Are you depressed because the succulent your friend gave you two years ago looks like this? That's what our friend Kathy told us when she brought this guy in. Never fear, we (and by we, I mean Sara) can help!
First, Sara diagnosed Kathy's succulent as being generally healthy, but may have suffered from some frost bite in the past (darker areas on the stalk). Also, it could use some more light as the stem looks a bit stretched with the leaves farther apart than normal. Other than that, Kathy has done a great job as a succulent owner over the past two years.
Here's what we did to help out Kathy's succulent and what you can do to help yours:
Cut the succulent stem to your desired height (could be in multiple pieces afterwards).

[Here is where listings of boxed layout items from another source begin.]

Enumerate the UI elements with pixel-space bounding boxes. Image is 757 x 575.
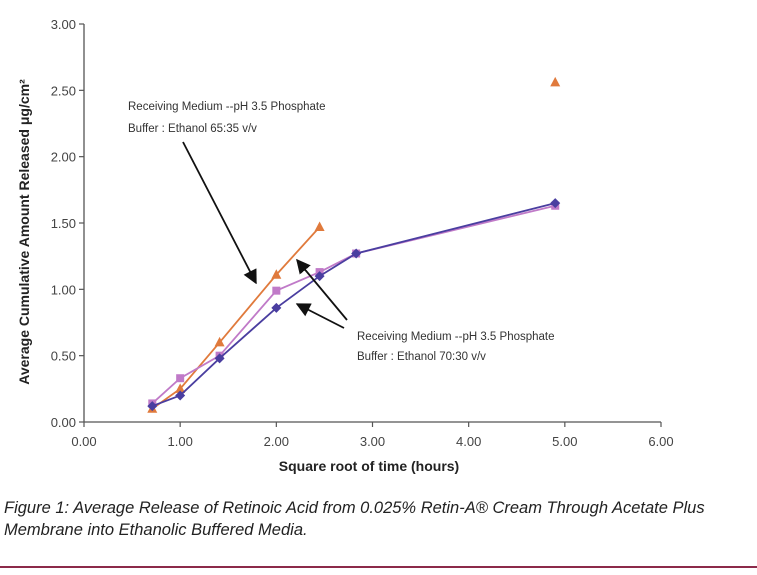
x-tick-label: 5.00 xyxy=(552,434,577,449)
x-tick-label: 1.00 xyxy=(168,434,193,449)
series-diamond-point-0 xyxy=(147,401,158,412)
annotation-70-30-line-1: Receiving Medium --pH 3.5 Phosphate xyxy=(357,331,555,343)
x-tick-label: 0.00 xyxy=(71,434,96,449)
annotation-65-35-line-2: Buffer : Ethanol 65:35 v/v xyxy=(128,123,257,135)
series-diamond-line xyxy=(151,202,556,407)
y-tick-label: 2.50 xyxy=(51,83,76,98)
y-tick-label: 1.50 xyxy=(51,216,76,231)
figure-caption: Figure 1: Average Release of Retinoic Ac… xyxy=(4,499,705,539)
series-square-point-3 xyxy=(272,286,281,295)
series-diamond-point-4 xyxy=(314,271,325,282)
x-axis-title: Square root of time (hours) xyxy=(279,458,459,474)
series-diamond-point-1 xyxy=(175,390,186,401)
series-diamond-point-5 xyxy=(351,248,362,259)
series-square xyxy=(148,201,560,408)
y-axis-title: Average Cumulative Amount Released μg/cm… xyxy=(16,79,32,385)
series-group xyxy=(147,76,561,413)
y-tick-label: 0.00 xyxy=(51,415,76,430)
ticks: 0.00 1.00 2.00 3.00 4.00 5.00 6.00 0.00 0.50 1.00… xyxy=(51,17,674,449)
x-tick-label: 6.00 xyxy=(648,434,673,449)
x-tick-label: 3.00 xyxy=(360,434,385,449)
series-triangle-point-3 xyxy=(271,269,282,279)
series-diamond-point-3 xyxy=(271,302,282,313)
y-tick-label: 1.00 xyxy=(51,282,76,297)
series-diamond-point-6 xyxy=(550,198,561,209)
arrow-70-30-lower xyxy=(295,303,345,329)
annotation-65-35-line-1: Receiving Medium --pH 3.5 Phosphate xyxy=(128,101,326,113)
y-tick-label: 2.00 xyxy=(51,150,76,165)
annotation-65-35: Receiving Medium --pH 3.5 Phosphate Buff… xyxy=(128,101,329,135)
x-tick-label: 4.00 xyxy=(456,434,481,449)
x-tick-label: 2.00 xyxy=(264,434,289,449)
series-diamond xyxy=(147,198,561,412)
bottom-divider xyxy=(0,566,757,568)
series-square-line xyxy=(151,204,556,405)
chart: 0.00 1.00 2.00 3.00 4.00 5.00 6.00 0.00 0.50 1.00… xyxy=(16,17,674,474)
annotation-70-30: Receiving Medium --pH 3.5 Phosphate Buff… xyxy=(357,331,558,363)
y-tick-label: 3.00 xyxy=(51,17,76,32)
arrow-65-35 xyxy=(182,141,257,285)
annotation-70-30-line-2: Buffer : Ethanol 70:30 v/v xyxy=(357,351,486,363)
y-tick-label: 0.50 xyxy=(51,349,76,364)
series-diamond-point-2 xyxy=(214,353,225,364)
arrow-70-30-upper xyxy=(296,258,348,321)
series-square-point-1 xyxy=(176,374,185,383)
series-triangle xyxy=(147,76,561,413)
series-triangle-point-4 xyxy=(314,221,325,231)
annotations: Receiving Medium --pH 3.5 Phosphate Buff… xyxy=(128,101,558,363)
series-triangle-point-1 xyxy=(175,383,186,393)
series-triangle-point-extra-0 xyxy=(550,76,561,87)
series-triangle-point-2 xyxy=(214,336,225,347)
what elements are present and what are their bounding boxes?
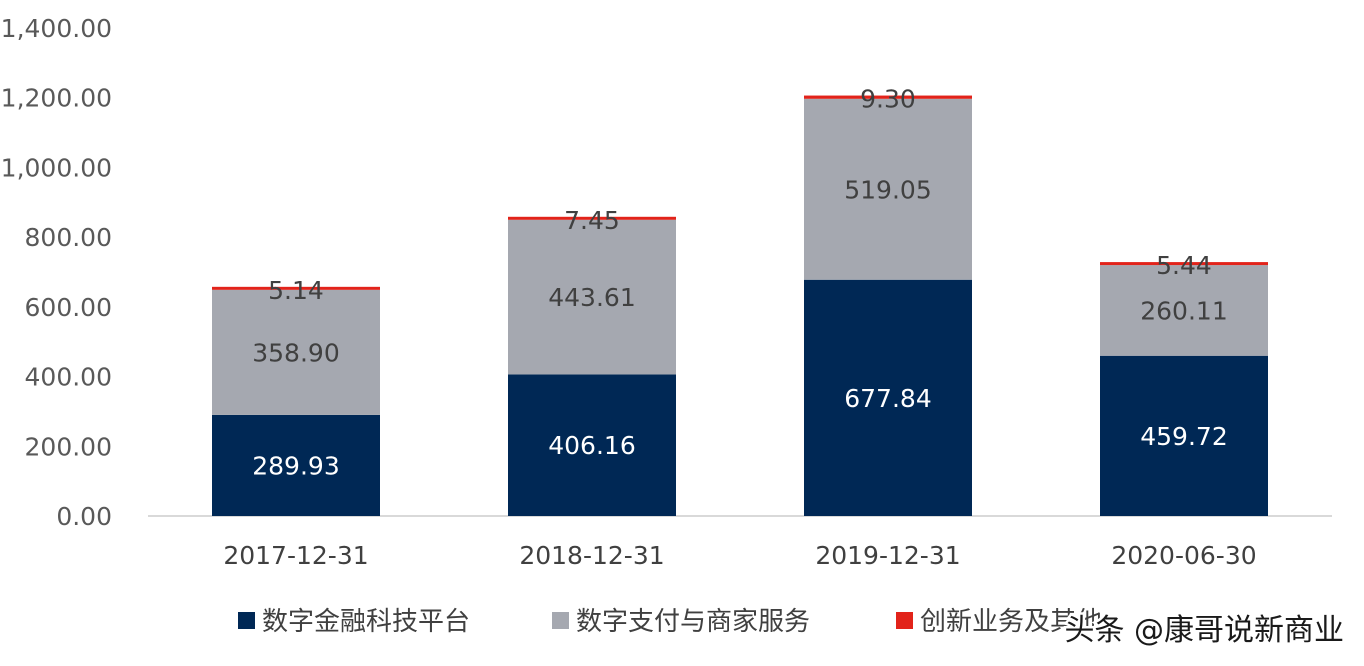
x-tick-label: 2018-12-31 [519, 541, 664, 570]
bar-segment [212, 414, 380, 516]
legend-label: 创新业务及其他 [920, 607, 1102, 637]
y-tick-label: 1,200.00 [1, 84, 112, 113]
y-tick-label: 800.00 [25, 223, 112, 252]
data-label: 459.72 [1140, 422, 1227, 451]
y-tick-label: 600.00 [25, 293, 112, 322]
y-tick-label: 0.00 [56, 502, 112, 531]
legend-swatch [552, 612, 569, 629]
data-label: 677.84 [844, 384, 931, 413]
data-label: 7.45 [564, 206, 620, 235]
y-tick-label: 1,400.00 [1, 14, 112, 43]
bar-segment [1100, 355, 1268, 516]
bar-segment [804, 98, 972, 280]
legend-swatch [238, 612, 255, 629]
legend-label: 数字金融科技平台 [262, 607, 470, 637]
legend: 数字金融科技平台 数字支付与商家服务 创新业务及其他 [238, 607, 1102, 637]
bars: 289.93 358.90 5.14 406.16 443.61 7.45 677.84 51… [212, 85, 1268, 516]
data-label: 5.44 [1156, 251, 1212, 280]
x-axis: 2017-12-31 2018-12-31 2019-12-31 2020-06-30 [223, 541, 1256, 570]
data-label: 519.05 [844, 175, 931, 204]
bar-segment [508, 374, 676, 516]
y-tick-label: 1,000.00 [1, 153, 112, 182]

Each piece should at least be 2-3 inches tall. Everywhere a leaf used to be has potential to become a root.
Place a layer of rocks at the bottom of your container. Plant your succulent pieces in dry new soil. You may need to pull off lower leaves to get the stem deep enough in the new soil. You should aim to have equal amounts of the stem below and above the soil.
Keep your succulent in indirect light for the next two weeks. Especially avoid direct afternoon sun. Also, do not water it. This treatment gives your newly planted succulents a chance to grow roots. After two weeks, give your succulent a little bit of water (less than you would normally water it). You may also move it into more direct sunlight if you'd like.
The best time to do this maintenance process is from early spring through fall. Don't do this in the winter because the succulents are dormant and won't grow.
Your baby's going to look awkward for a while, just like we all did in middle school, but eventually it will turn out perfectly normal–new leaves will begin to grow and it will fill out nicely!